1. The main question for determination in this appeal is whether a junior member of a Malabar tarwad can sue on behalf of the tarwad, even when there is a karnavan in existence, who can bring the suit. The powers of a karnavan have been considered on many occasions and it has always been held that he is the controlling authority of the tarwad and that all the powers of management are vested in him. In fact, over sixty years ago, it was held by Mr. Holloway, with regard to a karnavan : ' A Malabar family speaks through its head, the karnavan, and in Courts of Justice except in antagonism to that head can speak in no other way. ' That principle has been upheld in Vasudevan v. Sankaran ILR (1897) M 129 and what is practically the same principle has been laid down later in Soopi v. Mariyoma ILR (1919) M 393. adopting a decision in S.A. No. 959 cf 1917 in which it was held that ' only under very special circumstances could the anandravan of the tarwad maintain a suit for redemption of a kanom granted by their karnavan, as such a suit would amount to an act of interference in the karnavan's management of tarwad affairs. ' In Cheria Pangi Achan v. Unnal Achan (1916) 32 MLJ 323 it was held by Sadasiva Aiyar, J. that ' unless the karnavan himself is disabled from suing to recover possession of or obtain other relief regarding the tarwad property an anandravan cannot be allowed to sue on behalf of the tarwad for the relief claimable by the tarwad in respect of the tarwad property. ' We find the same principle in Rajah of Arakal v. Churia Kunhi Rannan (1915) 29 MLJ 633. Acting on this principle the Lower Courts have held that the appellant has no right of suit and accordingly dismissed it. There is one authority which would appear to support the appellant and that is Anantan v. Sankaran ILR (1890) M 101. It is a very brief judgment and does not discuss the principle at all. The material portion of the judgment runs as follows:
The karnavan is included as a defendant in the suit and as he has failed to sue till the period of 12 years has almost expired, we are of opinion that the suit by the junior members cannot be validly objected to.
2. If this be taken as a broad proposition of law that in all circumstances the junior member will be entitled to sue when the karnavan has failed to do so, it seems to be opposed to all the prior and subsequent decisions which deny such a right of suit to anandravan unless there are special circumstances which justify his bringing such a suit. But if we look to the facts of that case we rind that the two members of the tarwad whose actions were impeached were defendants and all the other members of the tarwad were plaintiffs. Applying the facts to the judgment, the case does come within the principle mentioned above that an anandravan may be permitted to sue when the karnavan had disabled himself from bringing such a suit. In this case the karnavan had, through his agent, another member of the tarwad, made an alienation which was sought to be set aside it would have been difficult for him to have brought the suit to set aside his own transactions and in that view this case is perfectly consistent with the other cases that I have mentioned above and I think that the decision must be read in the light of these facts. There appears to be no other authority opposed to the cases I have cited.
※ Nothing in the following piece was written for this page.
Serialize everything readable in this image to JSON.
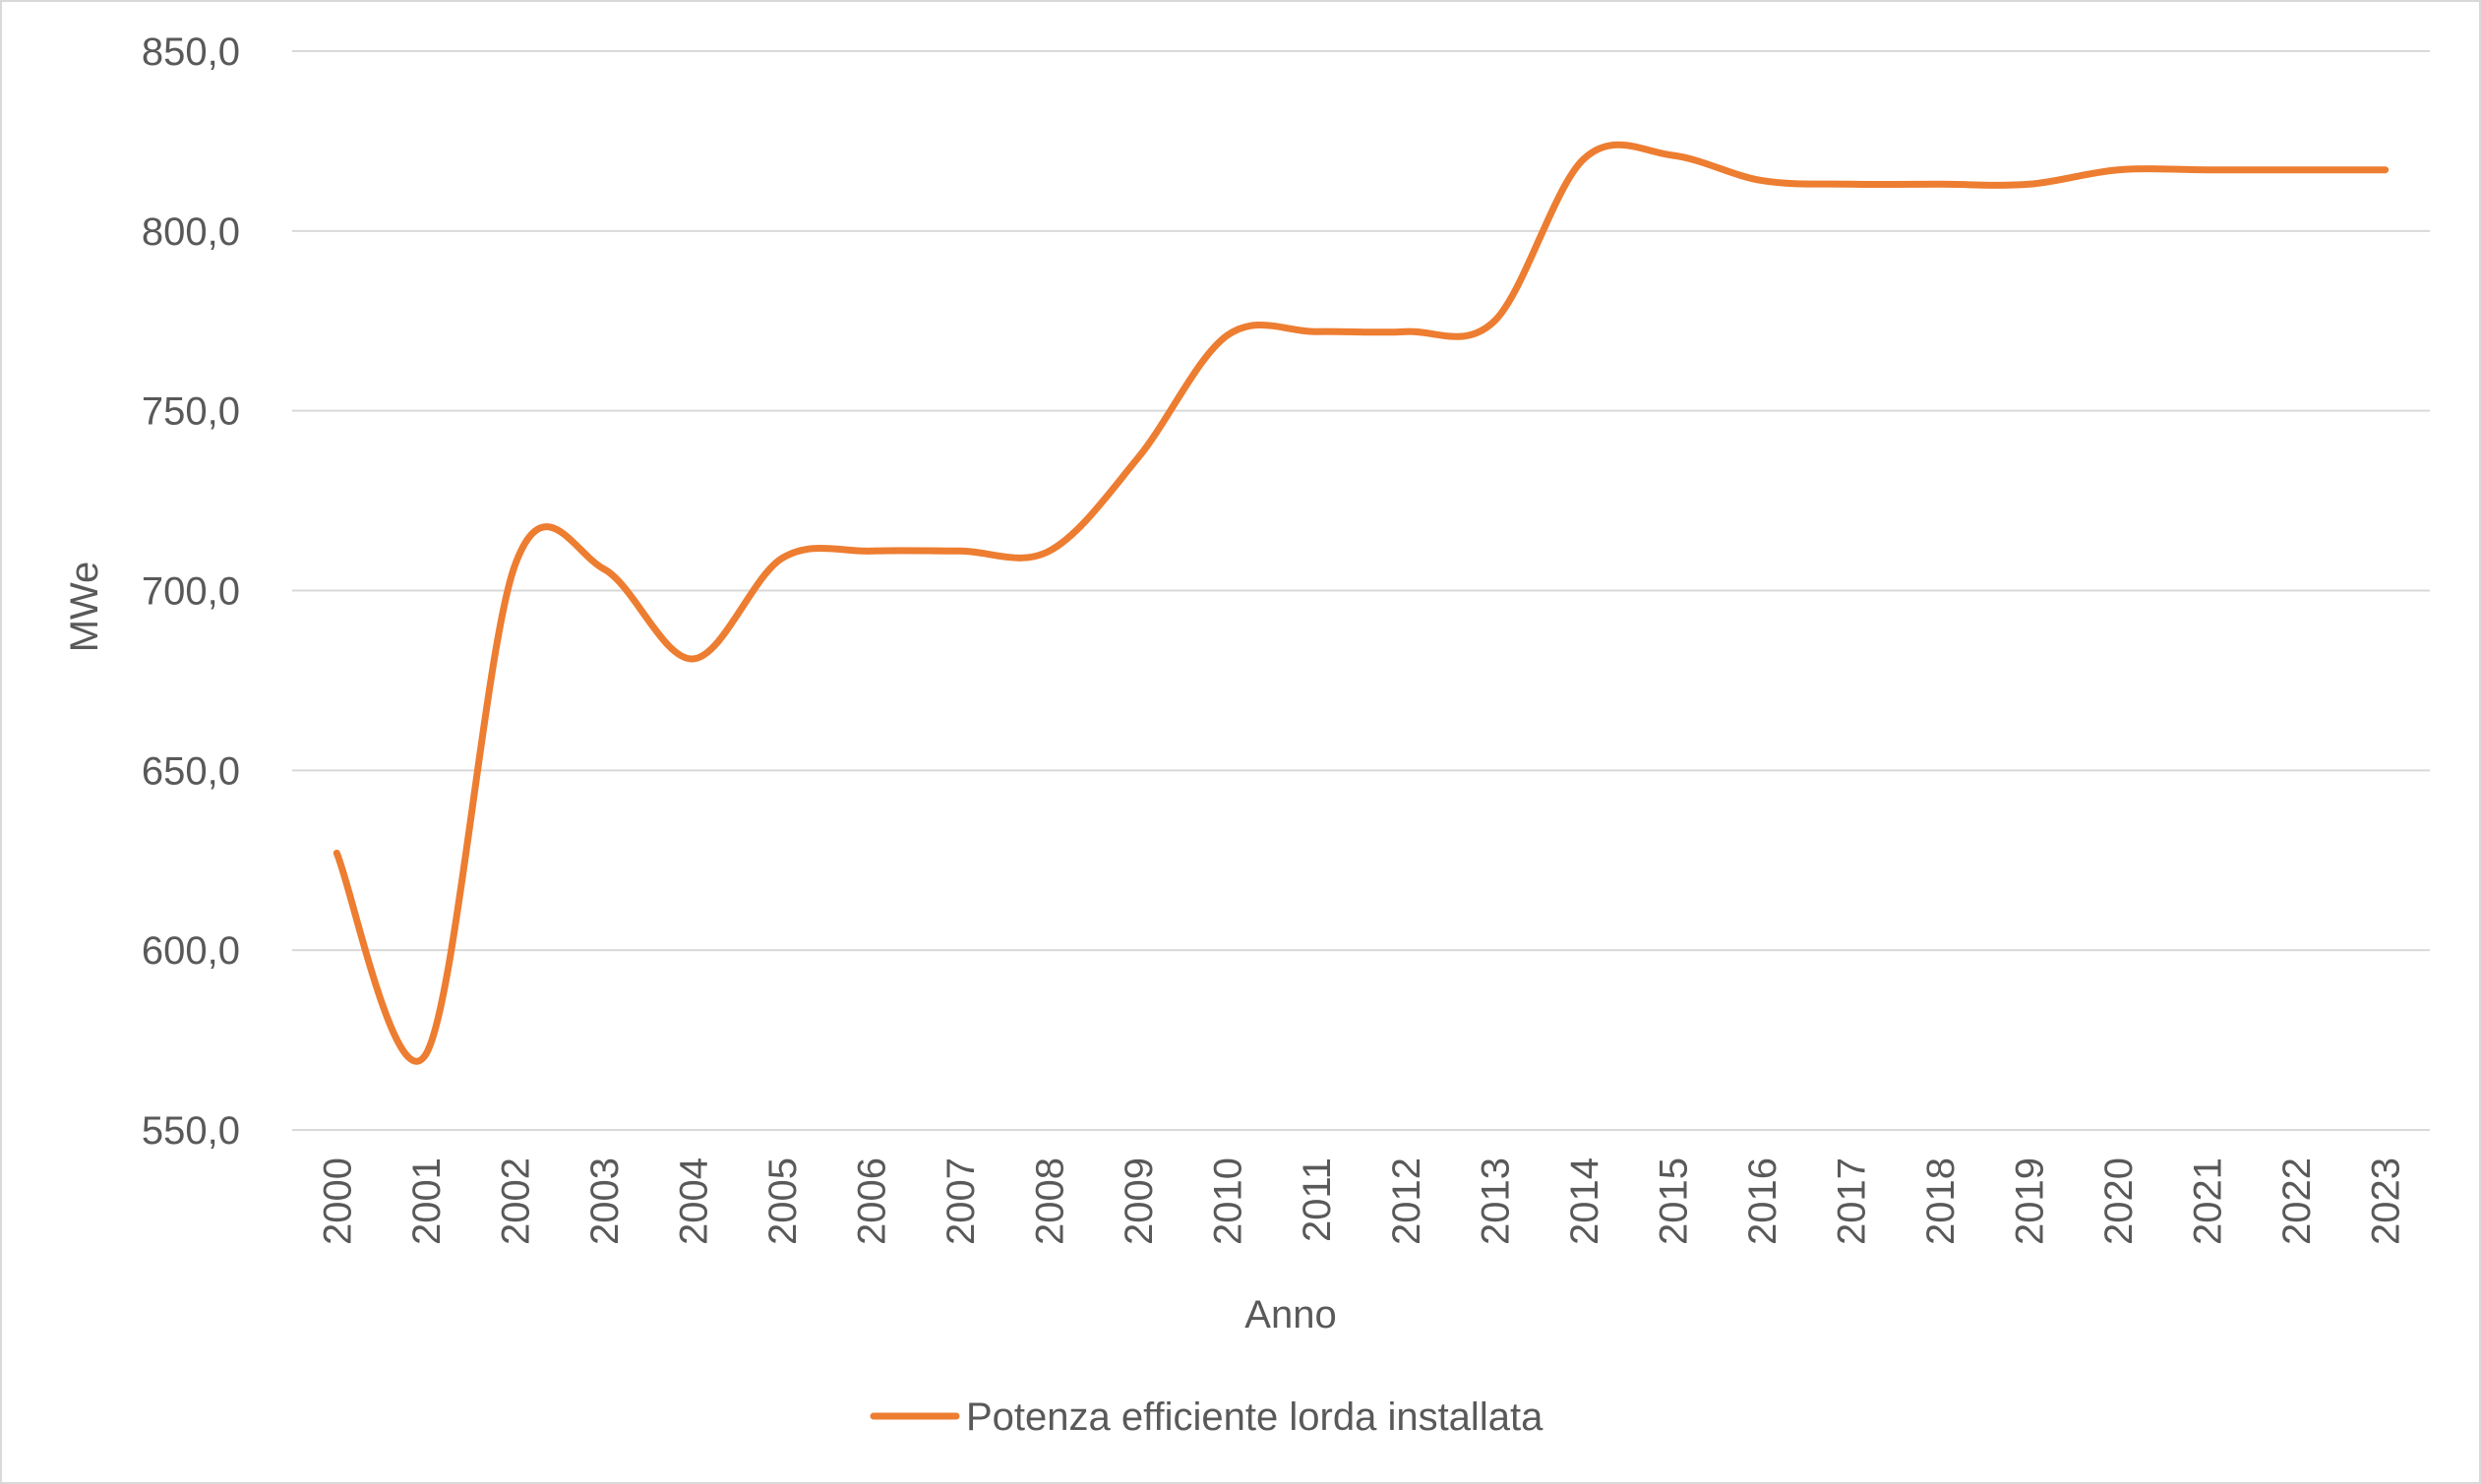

3. On the facts of the present case the appellant has nothing particular in his favour. The karnavan who made the alienation is dead. He was succeeded by another and he is also dead, and very recently the 1st defendant has become the karnavan. In the plaint it is not alleged that plaintiff consulted the 1st defendant or that the 1st defendant was neglecting the interests of the tarwad. In fact, no allegation of misconduct is made against him. It is only here in second appeal that it is said for the first time that the 1st defendant was acting in collusion with the alienee. The suit was brought by the plaintiff nine months before the claim would have become barred and inasmuch as the 1st defendant had only recently assumed office, there is nothing to show that the plaintiff believed that he would not take action if approached in the matter. I think it would be very undesirable to extend the right of an anandravan to bring a suit on behalf of the tarwad for it would lead to multiplicity of litigation and there would be no finality whatever. The case cited have laid down the restrictions which should be imposed on such suits and 1 entirely agree. In that view the plaintiff has not disclosed any cause of action, that is to say, he is not entitled to bring such a suit and the decree of the Lower Court is right.
4. It is unnecessary to consider the other point on which the plaintiff's suit has been dismissed, namely, that of limitation. The second appeal must be dismissed with costs.